Domestic chip push meets Nvidia exception

Beijing has actively promoted domestically designed chips as part of a broader semiconductor self-reliance strategy. At the same time, authorities recently approved the sale of Nvidia's H200 graphics processing units — a high-demand option for training AI models — to a select group of Chinese technology companies, according to reports. The dual-track approach highlights the tension between self-sufficiency goals and the near-term computational demands of the country's fast-growing AI sector.

The competitive backdrop

Emerging AI technology and its applications have become one of the biggest drivers of global tech trade, with demand for servers, memory, and computing components surging across data centres worldwide. China's ability to capture a growing share of that demand — even amid export-control pressures from Western governments — points to the depth and scale of its semiconductor manufacturing base. Industrial robots and other advanced hardware have amplified the trend, broadening the technology export basket beyond chips alone.

What's next

Analysts will be watching whether the second half of 2026 sustains the pace, particularly as global data-centre build-outs continue and AI model training cycles intensify. The trajectory of Nvidia H200 approvals for Chinese buyers and any new export-control measures from trading partners will be the most consequential variables to monitor in the months ahead.

Point of View

And China is capturing a disproportionate share of that windfall. What mainstream coverage underplays is the strategic contradiction embedded in these numbers: Beijing is simultaneously pushing semiconductor self-reliance and greenlighting Nvidia H200 imports, suggesting that domestic chips are not yet competitive enough for frontier AI workloads. The surge also complicates Western export-control calculus — restricting specific high-end chips has not prevented China from becoming a dominant supplier of the broader computing hardware stack that feeds global AI infrastructure.

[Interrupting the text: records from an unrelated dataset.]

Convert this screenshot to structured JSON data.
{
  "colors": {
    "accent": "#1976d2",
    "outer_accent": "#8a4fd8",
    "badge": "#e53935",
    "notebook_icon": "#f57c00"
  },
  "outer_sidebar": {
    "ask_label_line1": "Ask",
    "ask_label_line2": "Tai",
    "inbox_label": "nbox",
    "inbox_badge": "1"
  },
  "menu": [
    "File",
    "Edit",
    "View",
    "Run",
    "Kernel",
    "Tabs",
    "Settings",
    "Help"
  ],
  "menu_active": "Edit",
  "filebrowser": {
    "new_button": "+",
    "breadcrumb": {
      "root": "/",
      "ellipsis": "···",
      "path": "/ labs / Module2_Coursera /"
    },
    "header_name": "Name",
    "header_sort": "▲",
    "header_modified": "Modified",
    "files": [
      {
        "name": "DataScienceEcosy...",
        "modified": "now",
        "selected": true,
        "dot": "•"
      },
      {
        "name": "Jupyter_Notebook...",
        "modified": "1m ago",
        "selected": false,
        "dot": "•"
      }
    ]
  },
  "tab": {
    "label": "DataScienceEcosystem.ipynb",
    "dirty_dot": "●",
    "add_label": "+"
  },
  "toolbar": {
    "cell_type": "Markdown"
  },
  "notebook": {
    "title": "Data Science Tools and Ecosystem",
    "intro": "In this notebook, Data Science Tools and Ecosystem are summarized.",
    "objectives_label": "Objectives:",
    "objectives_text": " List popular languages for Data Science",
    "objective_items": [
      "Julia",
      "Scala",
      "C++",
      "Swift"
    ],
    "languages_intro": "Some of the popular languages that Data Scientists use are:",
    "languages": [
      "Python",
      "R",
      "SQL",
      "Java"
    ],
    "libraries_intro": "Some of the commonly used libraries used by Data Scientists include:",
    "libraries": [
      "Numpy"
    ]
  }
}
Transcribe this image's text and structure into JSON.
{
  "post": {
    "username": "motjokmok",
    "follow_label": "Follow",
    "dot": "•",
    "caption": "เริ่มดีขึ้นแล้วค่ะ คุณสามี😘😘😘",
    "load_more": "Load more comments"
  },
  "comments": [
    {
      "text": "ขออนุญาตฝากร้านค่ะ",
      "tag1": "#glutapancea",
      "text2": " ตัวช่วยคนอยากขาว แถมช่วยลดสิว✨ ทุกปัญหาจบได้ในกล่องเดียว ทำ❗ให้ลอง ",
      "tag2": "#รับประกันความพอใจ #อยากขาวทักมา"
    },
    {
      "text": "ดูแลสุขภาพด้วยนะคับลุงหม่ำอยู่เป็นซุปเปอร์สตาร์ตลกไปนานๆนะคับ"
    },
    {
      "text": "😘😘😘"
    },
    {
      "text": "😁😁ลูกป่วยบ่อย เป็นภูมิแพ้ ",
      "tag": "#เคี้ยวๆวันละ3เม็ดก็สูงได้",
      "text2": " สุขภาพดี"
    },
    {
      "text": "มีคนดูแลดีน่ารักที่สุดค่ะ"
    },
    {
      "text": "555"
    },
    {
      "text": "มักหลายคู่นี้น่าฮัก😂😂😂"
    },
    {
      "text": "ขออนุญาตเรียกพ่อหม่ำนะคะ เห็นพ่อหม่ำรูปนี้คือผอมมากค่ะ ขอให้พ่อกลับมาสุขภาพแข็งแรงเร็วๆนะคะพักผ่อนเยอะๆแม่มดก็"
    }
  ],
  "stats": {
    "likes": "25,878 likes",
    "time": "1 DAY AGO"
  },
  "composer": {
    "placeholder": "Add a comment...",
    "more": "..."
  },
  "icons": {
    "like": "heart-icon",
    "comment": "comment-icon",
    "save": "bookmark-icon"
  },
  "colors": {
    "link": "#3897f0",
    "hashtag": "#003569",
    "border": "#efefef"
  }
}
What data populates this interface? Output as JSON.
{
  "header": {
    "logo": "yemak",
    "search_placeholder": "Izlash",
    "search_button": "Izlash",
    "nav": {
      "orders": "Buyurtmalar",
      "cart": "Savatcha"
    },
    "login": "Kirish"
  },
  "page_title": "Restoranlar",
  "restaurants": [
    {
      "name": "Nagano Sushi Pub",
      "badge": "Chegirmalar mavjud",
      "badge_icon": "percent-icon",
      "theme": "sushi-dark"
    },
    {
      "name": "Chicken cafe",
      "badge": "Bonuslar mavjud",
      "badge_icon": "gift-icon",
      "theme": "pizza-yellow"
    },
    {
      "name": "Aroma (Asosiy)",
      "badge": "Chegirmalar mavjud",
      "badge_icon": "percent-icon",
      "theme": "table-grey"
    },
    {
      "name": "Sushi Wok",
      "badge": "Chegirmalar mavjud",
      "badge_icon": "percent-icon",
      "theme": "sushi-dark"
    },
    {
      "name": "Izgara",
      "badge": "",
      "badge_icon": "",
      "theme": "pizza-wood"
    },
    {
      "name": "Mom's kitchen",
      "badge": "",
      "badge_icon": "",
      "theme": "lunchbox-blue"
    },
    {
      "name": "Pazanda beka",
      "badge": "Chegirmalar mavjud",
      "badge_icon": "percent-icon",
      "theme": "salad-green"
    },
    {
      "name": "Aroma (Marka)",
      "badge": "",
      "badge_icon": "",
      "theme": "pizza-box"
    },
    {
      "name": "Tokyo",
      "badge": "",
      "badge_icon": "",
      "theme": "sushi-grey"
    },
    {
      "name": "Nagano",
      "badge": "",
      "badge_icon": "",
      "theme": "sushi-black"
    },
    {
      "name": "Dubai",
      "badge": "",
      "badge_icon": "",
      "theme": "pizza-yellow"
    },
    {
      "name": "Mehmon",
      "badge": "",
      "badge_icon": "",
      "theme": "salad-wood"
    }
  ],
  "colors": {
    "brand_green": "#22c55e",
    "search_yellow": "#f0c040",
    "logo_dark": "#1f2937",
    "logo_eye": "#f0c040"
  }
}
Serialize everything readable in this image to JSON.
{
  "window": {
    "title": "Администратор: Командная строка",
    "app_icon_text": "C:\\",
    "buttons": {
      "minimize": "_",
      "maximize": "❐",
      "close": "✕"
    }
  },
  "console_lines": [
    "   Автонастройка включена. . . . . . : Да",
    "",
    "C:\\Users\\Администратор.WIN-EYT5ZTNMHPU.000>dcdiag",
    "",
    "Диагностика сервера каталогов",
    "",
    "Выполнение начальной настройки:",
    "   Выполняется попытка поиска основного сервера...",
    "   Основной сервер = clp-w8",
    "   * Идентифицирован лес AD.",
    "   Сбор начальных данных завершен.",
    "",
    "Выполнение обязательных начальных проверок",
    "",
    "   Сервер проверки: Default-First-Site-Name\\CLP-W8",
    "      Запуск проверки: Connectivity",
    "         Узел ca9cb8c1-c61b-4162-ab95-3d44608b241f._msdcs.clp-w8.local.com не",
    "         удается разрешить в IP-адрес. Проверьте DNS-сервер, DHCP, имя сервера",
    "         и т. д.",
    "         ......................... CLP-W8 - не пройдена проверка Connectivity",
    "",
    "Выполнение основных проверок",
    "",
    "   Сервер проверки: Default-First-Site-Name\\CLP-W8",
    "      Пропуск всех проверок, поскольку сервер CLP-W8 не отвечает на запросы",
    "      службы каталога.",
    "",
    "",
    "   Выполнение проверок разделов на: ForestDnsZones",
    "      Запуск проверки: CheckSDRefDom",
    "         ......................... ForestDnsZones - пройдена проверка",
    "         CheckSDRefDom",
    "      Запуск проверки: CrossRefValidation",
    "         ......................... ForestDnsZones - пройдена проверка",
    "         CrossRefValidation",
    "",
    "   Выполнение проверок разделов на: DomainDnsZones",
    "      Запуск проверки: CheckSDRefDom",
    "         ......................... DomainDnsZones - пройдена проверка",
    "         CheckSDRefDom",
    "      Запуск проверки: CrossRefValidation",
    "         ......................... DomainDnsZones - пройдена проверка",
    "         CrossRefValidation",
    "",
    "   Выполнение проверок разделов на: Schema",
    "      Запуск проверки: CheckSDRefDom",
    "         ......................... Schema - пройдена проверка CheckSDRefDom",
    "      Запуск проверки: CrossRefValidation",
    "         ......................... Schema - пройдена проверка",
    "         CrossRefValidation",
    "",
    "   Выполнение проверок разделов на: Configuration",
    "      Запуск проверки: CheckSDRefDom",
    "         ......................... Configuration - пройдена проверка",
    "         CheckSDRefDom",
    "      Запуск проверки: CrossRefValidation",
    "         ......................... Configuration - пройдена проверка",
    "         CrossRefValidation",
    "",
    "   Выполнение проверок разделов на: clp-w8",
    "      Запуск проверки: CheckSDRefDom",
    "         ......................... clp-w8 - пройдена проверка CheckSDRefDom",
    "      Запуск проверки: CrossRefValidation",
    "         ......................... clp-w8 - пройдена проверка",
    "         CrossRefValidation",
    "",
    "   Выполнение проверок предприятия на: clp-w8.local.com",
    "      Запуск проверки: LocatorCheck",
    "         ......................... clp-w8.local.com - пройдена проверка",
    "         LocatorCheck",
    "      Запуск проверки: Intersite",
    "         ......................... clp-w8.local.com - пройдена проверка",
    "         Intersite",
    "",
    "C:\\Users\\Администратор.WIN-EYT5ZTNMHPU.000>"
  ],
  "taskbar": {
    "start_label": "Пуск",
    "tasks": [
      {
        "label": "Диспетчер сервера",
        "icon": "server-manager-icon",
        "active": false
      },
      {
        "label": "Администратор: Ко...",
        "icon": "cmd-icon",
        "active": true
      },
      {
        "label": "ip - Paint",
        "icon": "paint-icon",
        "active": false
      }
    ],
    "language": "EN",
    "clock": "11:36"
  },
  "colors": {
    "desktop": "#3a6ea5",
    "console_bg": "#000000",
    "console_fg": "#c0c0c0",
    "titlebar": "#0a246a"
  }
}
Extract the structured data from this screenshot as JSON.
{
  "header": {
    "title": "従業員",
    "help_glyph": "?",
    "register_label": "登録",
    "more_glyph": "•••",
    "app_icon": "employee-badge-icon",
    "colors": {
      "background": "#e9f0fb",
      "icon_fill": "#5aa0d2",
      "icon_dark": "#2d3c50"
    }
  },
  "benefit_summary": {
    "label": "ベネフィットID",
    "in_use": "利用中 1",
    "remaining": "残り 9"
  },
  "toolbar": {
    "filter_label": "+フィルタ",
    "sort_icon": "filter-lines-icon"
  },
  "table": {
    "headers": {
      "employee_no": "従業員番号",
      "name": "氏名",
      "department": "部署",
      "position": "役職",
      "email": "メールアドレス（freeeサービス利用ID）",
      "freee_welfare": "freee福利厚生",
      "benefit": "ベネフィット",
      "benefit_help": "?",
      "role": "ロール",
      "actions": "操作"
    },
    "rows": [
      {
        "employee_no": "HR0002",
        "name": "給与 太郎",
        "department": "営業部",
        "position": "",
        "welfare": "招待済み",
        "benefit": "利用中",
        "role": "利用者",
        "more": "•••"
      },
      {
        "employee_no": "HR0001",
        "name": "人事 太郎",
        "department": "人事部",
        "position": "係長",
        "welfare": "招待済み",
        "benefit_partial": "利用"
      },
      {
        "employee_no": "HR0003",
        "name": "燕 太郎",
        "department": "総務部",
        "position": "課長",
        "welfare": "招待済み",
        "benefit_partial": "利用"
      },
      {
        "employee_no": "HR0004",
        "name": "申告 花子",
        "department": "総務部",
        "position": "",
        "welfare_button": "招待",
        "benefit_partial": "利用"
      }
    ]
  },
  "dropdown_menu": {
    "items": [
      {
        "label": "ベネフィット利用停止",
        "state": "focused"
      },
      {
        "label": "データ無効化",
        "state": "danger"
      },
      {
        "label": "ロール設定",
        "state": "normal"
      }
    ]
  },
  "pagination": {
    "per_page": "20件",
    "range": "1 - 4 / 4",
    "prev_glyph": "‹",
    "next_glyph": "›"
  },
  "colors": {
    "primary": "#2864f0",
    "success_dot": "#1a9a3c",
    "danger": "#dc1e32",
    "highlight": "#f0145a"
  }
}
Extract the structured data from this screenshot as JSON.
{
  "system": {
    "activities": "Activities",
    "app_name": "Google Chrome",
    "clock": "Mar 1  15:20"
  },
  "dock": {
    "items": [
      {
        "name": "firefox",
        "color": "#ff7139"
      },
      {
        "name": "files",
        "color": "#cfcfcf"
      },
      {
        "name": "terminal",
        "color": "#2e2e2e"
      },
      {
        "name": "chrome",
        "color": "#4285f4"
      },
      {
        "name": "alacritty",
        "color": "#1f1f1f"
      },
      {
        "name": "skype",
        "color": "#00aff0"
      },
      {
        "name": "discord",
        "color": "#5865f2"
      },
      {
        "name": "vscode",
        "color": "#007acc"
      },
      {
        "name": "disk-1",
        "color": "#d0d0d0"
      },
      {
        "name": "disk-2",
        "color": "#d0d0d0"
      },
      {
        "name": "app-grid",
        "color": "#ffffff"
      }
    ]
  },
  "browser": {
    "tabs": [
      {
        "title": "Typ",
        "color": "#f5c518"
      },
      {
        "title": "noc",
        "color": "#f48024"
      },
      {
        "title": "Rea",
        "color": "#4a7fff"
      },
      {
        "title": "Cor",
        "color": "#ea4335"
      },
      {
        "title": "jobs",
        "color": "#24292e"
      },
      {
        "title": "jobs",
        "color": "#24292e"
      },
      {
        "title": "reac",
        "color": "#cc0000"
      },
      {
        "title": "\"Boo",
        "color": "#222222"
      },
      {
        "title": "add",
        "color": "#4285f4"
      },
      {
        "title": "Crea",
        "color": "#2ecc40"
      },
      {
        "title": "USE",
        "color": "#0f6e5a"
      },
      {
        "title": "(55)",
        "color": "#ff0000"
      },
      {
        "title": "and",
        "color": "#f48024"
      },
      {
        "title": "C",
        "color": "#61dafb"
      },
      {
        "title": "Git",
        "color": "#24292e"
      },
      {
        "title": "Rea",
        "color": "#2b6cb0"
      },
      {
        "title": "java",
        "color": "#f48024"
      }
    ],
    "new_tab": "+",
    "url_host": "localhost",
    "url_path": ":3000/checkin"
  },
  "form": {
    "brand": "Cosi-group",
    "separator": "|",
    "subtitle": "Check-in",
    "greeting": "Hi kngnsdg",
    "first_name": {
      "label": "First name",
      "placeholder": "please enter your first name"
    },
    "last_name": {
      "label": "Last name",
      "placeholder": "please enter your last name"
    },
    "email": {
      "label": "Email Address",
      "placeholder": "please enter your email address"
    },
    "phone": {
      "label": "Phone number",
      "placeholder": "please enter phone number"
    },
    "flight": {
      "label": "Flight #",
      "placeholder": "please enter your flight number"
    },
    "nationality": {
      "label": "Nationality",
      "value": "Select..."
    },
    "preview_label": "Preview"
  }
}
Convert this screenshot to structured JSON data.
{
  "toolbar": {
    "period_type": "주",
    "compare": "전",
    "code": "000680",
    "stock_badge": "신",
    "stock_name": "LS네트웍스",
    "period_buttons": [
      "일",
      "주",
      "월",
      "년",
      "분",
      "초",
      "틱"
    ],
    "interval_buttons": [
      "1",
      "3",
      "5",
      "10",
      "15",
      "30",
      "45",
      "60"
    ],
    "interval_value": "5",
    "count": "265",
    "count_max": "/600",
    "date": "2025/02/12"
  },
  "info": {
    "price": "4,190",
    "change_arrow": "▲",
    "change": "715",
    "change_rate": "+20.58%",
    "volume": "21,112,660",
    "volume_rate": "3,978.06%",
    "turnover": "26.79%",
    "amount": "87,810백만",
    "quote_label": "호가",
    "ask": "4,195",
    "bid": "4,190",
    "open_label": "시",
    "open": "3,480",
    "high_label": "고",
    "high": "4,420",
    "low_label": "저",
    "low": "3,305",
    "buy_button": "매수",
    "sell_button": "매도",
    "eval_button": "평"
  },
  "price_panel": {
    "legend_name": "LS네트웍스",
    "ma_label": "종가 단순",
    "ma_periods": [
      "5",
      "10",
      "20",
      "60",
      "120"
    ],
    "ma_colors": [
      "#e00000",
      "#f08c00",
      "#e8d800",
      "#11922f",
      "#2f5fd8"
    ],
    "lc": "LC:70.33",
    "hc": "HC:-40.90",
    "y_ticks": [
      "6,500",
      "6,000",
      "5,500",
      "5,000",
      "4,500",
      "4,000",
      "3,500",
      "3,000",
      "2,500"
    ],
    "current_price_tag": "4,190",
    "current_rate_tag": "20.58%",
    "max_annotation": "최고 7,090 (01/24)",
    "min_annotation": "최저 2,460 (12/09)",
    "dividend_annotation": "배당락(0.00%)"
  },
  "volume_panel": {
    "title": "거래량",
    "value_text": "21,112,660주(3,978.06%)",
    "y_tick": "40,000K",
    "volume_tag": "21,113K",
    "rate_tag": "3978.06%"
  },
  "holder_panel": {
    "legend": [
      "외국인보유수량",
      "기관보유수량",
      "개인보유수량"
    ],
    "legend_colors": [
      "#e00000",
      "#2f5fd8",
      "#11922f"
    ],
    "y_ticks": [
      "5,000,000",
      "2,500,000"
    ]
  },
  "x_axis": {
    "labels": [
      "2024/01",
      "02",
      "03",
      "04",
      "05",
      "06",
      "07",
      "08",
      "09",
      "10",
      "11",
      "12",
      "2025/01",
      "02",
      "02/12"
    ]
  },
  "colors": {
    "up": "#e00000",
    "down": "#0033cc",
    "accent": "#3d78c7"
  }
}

The second half of 2026 will test whether this growth is structural or a front-loaded surge ahead of anticipated trade restrictions.
NationPress
14 Jul 2026

Frequently Asked Questions

How much did China's chip exports grow in the first half of 2026?
China's integrated circuit exports surged more than 96 per cent year on year in H1 2026 , reaching 179.44 billion units valued at US$177.28 billion , according to data from the General Administration of Customs .
Why are China's chip exports growing so fast?
The primary driver is surging global demand for AI -grade computing hardware, including servers, memory, and processing components needed to build and run artificial intelligence systems. Wang Jun , vice-minister of customs , cited the alignment of Chinese manufacturing capacity with diverse global demand as the key factor.
Did China approve Nvidia H200 GPU sales to Chinese companies?
Beijing recently approved the sale of Nvidia 's H200 graphics processing units to a select group of Chinese technology companies, according to reports. The H200 is a high-demand chip used for training large AI models.
What other tech products drove China's export growth in H1 2026?
Beyond integrated circuits, exports of automatic data processing machines and parts — covering computers, servers, and memory — jumped 41.3 per cent to US$138.08 billion . Industrial robots and other high-technology products also contributed to the double-digit overall export growth.
How does China's chip export boom affect global AI supply chains?
China's dominant position in computing hardware manufacturing means it is a critical node in global AI infrastructure supply chains. The surge signals that AI-driven hardware demand is accelerating faster than export-control frameworks can constrain, with implications for data-centre operators, cloud providers, and AI developers worldwide.